SO-STAR at Institut Pascal
So-Star : The self-organized star formation process - phase and morphological transitions, multi-scale mass and energy flows in the interstellar medium
The interstellar medium (ISM) is far from a homogenous atmosphere for our Galaxy. It is a turbulent, multiphase environment, with dramatic variations in temperature, density, magnetization, ionization, velocity, composition, and abundance. How matter evolves in a galaxy like the Milky Way, from diffuse and hot gas to dense and gravitationally stable structures producing stars, is not clear. In particular how energy, mass and momentum is transported from Galactic scales, through the different gas phases of the ISM and down to stellar scales, is still to be understood. This involves understanding the details of energy injection mechanisms at large scales, the interstellar mass and turbulence cascade, phase and chemical transitions, various instabilities, as well as the relative importance of gravity, stellar feedback, and cosmic-ray feedback at all scales. Because of the complex and non-linear physics involved in the evolution of matter in a galaxy like the Milky Way, it can be described as a self-organizing system where order arises from chaotic and random interactions. This field is currently the matter of intense research to investigate how exactly the gas flows from extragalactic scales down to individual stars. It plays a key role in understanding galaxy evolution in the Universe in general but also the origin of solar systems like our own.

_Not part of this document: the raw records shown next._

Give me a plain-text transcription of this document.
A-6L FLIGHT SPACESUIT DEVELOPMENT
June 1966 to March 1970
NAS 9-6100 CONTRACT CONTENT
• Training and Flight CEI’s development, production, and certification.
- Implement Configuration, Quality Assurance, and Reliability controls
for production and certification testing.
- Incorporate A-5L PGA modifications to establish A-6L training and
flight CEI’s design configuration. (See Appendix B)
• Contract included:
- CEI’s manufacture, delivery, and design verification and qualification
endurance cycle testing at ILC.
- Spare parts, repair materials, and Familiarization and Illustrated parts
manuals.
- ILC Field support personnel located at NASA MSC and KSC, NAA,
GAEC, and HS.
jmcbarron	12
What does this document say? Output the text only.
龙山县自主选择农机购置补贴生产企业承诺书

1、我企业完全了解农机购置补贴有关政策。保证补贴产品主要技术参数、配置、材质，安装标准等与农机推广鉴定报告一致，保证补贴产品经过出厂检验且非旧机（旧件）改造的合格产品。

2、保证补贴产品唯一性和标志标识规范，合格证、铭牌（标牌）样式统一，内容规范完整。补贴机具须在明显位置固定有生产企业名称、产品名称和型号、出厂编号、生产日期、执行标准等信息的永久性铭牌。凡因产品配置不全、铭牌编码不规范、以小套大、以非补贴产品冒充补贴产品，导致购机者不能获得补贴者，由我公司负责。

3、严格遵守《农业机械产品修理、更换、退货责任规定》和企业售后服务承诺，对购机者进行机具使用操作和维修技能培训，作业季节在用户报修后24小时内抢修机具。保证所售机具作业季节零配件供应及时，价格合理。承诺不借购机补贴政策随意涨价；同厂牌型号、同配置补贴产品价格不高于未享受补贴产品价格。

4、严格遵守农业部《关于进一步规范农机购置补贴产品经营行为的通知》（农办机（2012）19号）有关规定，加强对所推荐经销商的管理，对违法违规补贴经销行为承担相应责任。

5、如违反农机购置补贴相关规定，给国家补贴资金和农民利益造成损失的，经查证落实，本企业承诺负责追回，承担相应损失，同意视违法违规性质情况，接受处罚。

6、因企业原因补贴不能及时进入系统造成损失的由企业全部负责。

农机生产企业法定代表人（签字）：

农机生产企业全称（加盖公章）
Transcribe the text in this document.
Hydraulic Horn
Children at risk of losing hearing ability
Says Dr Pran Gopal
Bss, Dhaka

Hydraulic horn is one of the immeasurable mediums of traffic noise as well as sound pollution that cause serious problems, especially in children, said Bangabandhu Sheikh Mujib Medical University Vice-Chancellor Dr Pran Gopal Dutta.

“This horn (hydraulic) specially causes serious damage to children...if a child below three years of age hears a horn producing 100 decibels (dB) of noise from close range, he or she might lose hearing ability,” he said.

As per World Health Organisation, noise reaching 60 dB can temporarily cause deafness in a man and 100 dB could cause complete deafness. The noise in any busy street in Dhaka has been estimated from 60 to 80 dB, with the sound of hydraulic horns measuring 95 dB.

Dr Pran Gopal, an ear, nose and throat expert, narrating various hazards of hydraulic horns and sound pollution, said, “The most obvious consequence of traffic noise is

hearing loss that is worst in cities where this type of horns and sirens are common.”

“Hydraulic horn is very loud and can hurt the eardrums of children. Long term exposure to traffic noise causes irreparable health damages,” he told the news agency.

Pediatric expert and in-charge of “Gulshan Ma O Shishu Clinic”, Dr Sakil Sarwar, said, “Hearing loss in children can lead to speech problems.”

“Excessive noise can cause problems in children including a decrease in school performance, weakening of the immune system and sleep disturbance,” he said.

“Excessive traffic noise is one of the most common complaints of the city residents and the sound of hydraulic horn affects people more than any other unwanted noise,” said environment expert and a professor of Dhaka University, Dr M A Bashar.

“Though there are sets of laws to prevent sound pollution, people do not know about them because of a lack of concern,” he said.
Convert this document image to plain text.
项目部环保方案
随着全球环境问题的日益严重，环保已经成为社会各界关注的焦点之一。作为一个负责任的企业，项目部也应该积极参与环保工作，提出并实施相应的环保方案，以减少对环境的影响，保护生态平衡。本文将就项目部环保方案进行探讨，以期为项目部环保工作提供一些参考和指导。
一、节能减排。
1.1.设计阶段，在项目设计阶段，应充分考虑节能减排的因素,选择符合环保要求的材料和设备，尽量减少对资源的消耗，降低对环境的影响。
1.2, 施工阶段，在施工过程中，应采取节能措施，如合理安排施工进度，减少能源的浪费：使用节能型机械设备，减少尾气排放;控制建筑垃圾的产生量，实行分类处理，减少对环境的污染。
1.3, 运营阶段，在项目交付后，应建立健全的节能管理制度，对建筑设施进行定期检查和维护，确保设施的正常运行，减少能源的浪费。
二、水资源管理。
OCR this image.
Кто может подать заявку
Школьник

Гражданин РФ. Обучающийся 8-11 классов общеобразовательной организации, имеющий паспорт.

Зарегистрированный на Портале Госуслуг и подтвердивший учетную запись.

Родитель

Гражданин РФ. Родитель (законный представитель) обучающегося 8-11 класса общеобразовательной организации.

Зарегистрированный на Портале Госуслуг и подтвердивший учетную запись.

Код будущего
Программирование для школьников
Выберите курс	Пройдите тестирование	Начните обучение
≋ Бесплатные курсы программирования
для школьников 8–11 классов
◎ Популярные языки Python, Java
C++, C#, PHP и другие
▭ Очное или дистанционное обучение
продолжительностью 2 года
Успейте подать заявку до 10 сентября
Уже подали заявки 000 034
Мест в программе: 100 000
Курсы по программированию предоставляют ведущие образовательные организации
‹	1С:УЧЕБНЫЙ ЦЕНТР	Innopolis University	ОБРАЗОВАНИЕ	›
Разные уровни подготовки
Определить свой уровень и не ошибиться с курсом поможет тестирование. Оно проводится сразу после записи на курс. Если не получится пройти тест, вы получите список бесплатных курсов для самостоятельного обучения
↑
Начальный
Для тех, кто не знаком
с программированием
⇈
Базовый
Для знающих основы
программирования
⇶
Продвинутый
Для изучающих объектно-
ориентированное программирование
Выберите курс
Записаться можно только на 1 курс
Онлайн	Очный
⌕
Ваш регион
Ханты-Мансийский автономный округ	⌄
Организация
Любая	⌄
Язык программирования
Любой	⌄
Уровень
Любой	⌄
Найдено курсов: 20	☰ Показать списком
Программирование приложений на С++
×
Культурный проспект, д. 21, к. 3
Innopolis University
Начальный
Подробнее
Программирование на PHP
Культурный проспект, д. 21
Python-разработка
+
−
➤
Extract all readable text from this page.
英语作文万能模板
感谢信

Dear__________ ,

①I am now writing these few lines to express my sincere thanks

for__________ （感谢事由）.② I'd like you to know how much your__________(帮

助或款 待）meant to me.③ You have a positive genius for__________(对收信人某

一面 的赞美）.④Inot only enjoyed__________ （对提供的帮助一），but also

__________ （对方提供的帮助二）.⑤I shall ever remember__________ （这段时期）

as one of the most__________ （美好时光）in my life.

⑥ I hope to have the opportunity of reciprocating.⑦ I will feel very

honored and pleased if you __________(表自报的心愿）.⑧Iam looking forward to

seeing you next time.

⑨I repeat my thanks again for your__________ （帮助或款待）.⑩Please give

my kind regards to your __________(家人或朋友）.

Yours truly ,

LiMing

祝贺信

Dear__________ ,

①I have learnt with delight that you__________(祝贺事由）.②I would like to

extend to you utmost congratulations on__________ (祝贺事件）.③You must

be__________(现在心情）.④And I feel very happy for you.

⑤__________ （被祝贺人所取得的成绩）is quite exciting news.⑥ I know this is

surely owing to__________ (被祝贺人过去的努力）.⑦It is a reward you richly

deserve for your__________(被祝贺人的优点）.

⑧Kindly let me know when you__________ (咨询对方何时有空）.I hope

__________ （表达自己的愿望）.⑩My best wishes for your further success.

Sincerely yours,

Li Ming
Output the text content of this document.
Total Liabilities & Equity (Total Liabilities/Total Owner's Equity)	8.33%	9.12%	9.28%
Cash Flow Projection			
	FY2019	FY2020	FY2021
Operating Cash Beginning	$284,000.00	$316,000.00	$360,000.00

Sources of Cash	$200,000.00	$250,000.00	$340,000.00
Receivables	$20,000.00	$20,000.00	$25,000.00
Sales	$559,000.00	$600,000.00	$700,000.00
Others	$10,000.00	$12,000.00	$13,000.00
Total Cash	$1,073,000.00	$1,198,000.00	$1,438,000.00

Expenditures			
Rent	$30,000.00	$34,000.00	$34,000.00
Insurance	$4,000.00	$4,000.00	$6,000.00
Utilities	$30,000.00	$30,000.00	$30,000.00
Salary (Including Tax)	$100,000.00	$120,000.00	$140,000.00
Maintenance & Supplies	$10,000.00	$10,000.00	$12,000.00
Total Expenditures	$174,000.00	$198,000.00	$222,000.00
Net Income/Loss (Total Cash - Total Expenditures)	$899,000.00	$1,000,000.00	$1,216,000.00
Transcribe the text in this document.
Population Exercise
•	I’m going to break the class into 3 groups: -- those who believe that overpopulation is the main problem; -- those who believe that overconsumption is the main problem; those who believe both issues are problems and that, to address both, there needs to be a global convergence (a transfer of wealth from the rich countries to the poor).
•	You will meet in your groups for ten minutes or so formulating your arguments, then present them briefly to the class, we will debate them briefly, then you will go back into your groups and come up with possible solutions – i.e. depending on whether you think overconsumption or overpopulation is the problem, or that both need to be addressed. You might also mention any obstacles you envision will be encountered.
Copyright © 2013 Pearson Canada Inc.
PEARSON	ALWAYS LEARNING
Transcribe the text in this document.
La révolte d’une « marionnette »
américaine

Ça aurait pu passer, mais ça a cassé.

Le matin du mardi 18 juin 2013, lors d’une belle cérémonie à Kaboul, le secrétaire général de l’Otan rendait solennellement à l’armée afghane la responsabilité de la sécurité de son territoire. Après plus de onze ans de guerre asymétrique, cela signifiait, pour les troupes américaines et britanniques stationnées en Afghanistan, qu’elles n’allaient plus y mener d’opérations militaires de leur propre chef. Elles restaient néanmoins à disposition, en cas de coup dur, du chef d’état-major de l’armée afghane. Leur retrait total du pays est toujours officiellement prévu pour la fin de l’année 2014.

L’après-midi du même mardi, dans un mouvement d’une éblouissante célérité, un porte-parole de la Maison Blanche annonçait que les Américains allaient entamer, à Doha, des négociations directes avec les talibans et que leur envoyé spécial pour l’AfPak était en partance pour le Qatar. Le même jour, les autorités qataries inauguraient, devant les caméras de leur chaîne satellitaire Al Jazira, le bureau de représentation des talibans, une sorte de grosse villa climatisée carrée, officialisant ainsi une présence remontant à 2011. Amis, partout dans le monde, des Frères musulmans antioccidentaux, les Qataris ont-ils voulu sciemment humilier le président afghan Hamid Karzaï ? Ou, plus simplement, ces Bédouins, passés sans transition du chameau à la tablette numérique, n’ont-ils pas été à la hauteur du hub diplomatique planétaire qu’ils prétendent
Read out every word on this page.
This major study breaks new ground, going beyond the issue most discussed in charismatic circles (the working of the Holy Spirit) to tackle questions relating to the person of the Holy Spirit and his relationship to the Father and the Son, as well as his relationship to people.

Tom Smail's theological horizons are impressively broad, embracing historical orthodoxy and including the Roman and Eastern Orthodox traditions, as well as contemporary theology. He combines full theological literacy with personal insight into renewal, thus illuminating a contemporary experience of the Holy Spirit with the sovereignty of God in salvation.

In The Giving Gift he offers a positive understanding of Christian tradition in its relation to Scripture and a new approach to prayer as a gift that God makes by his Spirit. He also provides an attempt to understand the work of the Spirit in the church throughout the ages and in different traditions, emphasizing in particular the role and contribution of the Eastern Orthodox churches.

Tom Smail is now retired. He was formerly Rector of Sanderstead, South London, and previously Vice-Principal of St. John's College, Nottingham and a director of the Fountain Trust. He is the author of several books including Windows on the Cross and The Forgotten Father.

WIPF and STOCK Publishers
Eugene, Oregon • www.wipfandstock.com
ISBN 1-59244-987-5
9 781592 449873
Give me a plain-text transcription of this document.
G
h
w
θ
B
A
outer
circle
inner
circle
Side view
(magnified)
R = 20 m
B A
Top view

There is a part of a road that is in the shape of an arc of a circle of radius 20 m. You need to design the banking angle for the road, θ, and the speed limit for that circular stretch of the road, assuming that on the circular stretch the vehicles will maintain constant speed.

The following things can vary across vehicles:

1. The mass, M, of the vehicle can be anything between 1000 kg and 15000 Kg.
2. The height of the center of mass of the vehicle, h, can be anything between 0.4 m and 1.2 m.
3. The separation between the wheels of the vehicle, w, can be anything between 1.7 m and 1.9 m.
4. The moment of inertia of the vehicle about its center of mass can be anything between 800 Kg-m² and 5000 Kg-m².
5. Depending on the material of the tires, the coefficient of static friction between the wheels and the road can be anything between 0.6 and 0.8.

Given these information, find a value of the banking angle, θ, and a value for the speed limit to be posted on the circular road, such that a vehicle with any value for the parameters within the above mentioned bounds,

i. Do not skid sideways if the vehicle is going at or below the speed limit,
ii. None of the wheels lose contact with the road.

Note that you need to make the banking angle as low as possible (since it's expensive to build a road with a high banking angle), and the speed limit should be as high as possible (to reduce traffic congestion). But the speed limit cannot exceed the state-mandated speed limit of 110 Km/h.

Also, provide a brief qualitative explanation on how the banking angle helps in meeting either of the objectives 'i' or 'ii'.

A revolution is underway that will dramatically change our way of studying the ISM. Over the last decade, astronomy has seen a surge of precise, deep, large -area surveys across the electromagnetic spectrum, including polarization. With this wealth of information we are now able to make maps of the ISM in three dimensions, parsing out overlapping structures on the sky into discrete features. Insight on the kinematics, temperature, density structure, and magnetic field properties of the different ISM phases can be obtained by the combination of various observational tracers (21-cm hydrogen line, synchrotron emission, recombination lines, molecular lines, dust) to be confronted to numerical simulations.
The aim of this proposal is to assemble an international team of observers and theoreticians/numericists who are experts on the subject of the formation of molecular clouds where stars are born, as well as complex systems experts The selected participants will combine experts on the chemical and radiative processes that convert atomic gas into molecules, experts on numerical simulations of the dynamics of the ISM that drive the accumulation of gas to form dense clouds, observers that specialize in the detection of all gas phases and dust in the ISM, experts on the high-energy particles (cosmic rays) that pervade, heat and ionize the ISM, data scientists to explore new ways of analysing data and simulations, and theoreticians in the field of complex and self-organized systems.